Monday, Aug. 10, 1925
Propaganda
FALSE PROPHETS--James M. Gillis-- Macmlllan ($2.00). This book endeavors to refute the Messrs. Shaw, Wells, Freud, Conan Doyle, Haeckel, Neitzsche, Mark Twain, Anatole France. It concludes with a chapter on The Revival of Paganism and another called Back to Christ--or Chaos. Written by a Paulist Father, it is sectarian religious propaganda. It goes so far as to call a rival creed "not a religion but . . . a patchwork composed of odds and ends, shreds, and fragments of false philosophies, put together in an amateurish way by a sadly uneducated Yankee woman."

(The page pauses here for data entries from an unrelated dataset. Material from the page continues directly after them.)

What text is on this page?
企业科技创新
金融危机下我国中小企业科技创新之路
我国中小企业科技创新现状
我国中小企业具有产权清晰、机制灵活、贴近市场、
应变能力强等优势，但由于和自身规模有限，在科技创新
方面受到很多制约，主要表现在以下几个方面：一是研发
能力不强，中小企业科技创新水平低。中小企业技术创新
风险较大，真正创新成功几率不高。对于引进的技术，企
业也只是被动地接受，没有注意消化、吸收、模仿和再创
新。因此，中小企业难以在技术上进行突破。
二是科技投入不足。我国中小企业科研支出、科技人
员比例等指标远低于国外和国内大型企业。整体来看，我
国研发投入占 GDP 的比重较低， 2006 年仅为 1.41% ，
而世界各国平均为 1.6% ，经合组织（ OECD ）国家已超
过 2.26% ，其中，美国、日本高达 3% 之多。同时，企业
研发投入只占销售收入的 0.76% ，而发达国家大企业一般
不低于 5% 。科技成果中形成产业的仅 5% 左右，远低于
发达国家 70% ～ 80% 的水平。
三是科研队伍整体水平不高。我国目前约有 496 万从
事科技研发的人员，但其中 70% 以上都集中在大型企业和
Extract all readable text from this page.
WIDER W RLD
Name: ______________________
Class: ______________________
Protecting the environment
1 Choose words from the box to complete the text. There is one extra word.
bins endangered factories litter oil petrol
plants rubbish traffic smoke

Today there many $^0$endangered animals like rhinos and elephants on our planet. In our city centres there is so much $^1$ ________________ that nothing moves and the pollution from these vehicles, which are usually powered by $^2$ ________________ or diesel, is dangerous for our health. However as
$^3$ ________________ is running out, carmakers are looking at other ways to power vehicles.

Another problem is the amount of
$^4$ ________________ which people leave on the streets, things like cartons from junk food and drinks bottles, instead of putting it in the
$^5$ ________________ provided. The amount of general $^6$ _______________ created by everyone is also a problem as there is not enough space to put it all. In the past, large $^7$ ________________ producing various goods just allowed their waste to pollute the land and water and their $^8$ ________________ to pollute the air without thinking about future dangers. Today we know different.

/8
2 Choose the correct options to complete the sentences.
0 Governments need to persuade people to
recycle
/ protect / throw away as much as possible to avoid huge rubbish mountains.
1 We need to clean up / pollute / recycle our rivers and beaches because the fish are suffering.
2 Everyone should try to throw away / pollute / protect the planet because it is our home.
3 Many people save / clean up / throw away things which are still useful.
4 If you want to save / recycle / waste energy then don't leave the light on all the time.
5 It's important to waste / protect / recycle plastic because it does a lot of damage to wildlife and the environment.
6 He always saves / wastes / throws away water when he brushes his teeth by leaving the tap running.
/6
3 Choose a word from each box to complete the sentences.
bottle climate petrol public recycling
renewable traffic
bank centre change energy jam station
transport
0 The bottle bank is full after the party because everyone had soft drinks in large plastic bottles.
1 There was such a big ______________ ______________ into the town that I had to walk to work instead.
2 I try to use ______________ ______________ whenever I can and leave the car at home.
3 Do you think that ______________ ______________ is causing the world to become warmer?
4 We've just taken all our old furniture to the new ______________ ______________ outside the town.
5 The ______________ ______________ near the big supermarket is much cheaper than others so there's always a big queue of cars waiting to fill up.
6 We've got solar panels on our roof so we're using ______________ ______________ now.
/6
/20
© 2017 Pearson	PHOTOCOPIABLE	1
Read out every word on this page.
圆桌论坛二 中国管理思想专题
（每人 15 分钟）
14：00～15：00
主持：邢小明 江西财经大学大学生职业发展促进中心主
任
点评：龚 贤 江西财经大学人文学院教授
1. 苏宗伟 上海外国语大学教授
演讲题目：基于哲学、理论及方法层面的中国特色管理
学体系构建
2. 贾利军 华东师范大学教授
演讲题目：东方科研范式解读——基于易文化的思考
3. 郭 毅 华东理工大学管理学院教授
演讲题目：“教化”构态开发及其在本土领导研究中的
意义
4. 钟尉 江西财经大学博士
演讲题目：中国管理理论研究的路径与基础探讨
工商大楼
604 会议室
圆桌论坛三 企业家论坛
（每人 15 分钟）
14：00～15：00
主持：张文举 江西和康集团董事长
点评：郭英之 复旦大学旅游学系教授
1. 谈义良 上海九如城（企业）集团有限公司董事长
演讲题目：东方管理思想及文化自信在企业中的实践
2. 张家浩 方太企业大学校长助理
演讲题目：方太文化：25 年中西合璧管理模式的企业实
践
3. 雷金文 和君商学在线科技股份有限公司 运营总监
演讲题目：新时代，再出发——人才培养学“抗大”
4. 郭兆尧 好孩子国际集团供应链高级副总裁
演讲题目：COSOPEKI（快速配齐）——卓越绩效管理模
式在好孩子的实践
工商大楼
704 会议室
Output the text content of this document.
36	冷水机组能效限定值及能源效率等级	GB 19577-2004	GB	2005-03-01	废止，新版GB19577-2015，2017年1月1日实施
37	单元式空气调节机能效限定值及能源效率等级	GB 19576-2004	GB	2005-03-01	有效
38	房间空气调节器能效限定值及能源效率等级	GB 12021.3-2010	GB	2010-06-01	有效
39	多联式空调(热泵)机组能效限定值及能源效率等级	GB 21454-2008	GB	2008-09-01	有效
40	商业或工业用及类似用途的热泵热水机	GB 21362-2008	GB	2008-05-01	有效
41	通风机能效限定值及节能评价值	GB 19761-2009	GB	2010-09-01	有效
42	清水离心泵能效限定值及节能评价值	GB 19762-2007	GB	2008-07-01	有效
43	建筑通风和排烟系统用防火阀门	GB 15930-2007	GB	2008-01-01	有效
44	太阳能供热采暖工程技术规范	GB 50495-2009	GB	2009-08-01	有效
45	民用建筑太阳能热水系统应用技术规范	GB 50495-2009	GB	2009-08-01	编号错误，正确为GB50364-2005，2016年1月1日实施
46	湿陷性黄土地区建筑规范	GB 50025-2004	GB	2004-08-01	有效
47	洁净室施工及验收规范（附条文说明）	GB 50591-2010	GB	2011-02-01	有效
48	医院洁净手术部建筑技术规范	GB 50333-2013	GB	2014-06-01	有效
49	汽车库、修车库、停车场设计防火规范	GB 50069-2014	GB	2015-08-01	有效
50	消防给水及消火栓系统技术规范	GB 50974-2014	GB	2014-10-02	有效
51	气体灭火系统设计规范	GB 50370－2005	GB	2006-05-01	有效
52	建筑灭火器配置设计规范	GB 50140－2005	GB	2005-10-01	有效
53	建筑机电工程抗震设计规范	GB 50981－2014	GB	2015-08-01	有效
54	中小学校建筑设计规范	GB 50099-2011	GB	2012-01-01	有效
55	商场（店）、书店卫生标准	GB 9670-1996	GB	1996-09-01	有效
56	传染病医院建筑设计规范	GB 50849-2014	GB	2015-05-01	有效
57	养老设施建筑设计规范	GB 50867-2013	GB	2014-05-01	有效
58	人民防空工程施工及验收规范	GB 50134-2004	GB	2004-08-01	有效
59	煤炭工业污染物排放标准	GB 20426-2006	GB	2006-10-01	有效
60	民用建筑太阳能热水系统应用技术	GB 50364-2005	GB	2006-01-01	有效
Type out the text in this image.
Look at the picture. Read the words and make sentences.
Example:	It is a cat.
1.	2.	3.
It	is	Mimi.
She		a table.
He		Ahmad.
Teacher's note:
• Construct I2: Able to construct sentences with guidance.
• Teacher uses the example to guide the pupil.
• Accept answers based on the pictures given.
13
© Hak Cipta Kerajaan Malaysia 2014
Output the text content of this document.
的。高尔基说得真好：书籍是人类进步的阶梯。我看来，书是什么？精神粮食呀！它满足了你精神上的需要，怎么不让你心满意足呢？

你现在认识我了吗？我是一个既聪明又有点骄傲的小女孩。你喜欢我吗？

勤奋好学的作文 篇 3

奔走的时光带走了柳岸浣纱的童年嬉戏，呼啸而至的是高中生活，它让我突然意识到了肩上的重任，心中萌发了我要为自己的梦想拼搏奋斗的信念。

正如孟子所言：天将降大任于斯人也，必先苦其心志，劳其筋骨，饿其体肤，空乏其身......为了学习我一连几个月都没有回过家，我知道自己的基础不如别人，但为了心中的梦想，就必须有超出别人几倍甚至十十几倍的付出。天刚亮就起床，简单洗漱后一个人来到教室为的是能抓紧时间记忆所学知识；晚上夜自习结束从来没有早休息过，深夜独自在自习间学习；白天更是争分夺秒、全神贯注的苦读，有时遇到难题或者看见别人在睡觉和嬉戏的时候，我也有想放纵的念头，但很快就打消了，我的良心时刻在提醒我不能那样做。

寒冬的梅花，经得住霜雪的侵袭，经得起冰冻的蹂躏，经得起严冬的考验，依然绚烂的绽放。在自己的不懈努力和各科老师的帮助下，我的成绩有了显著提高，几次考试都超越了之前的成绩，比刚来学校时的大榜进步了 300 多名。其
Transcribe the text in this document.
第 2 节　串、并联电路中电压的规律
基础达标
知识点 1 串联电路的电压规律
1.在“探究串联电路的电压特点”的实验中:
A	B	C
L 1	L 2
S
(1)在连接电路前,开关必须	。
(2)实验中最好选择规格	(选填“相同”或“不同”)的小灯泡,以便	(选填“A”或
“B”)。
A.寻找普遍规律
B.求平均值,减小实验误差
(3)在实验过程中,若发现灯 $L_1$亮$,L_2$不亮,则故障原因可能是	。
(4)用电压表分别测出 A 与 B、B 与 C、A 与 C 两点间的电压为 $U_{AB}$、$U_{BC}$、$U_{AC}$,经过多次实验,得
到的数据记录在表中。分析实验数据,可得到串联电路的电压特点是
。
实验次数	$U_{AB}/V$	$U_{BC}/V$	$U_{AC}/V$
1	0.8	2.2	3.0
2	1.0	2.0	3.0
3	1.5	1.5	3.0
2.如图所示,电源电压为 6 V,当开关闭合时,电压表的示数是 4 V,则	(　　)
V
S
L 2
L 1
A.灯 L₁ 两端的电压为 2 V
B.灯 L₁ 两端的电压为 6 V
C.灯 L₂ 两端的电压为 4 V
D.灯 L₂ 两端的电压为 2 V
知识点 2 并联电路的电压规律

If it be true that faith transcends reason, then no theosophical disputation conducted by a believer can be intellectually honest. At some points reason will fall back for support upon faith. Here, these points are many and marked. Yet, within the confines of his citadel, Father Gillan moves always in the open. He is wide-read. He is honest. He is witty. It is with great good humor that he takes the measure of Shaw's "automatic and mechanical perverseness," with true Christian charity that he pities Mark Twain's incurable despondency and Nietzsche's insane courage. He is hygienically, not narrowly, sceptical of Freud's unsavory deductions; gorgeously, not bitterly, ironical over Wells' exuberant absurdities. His deprecation of the naivete of Sir A. C. Doyle, "the open-air man," is as painless as his attack is concentrated upon the lubricity, cynicism, "impurity" and "degeneracy" of Anatole France.
A book written for the headier, readier, unsteadier sheep at the intellectual outskirts of the Roman fold, False Prophets will be found strong tonic by the sheep of other folds. For the ranging wolves of Agnosticism it will afford mettlesome opposition.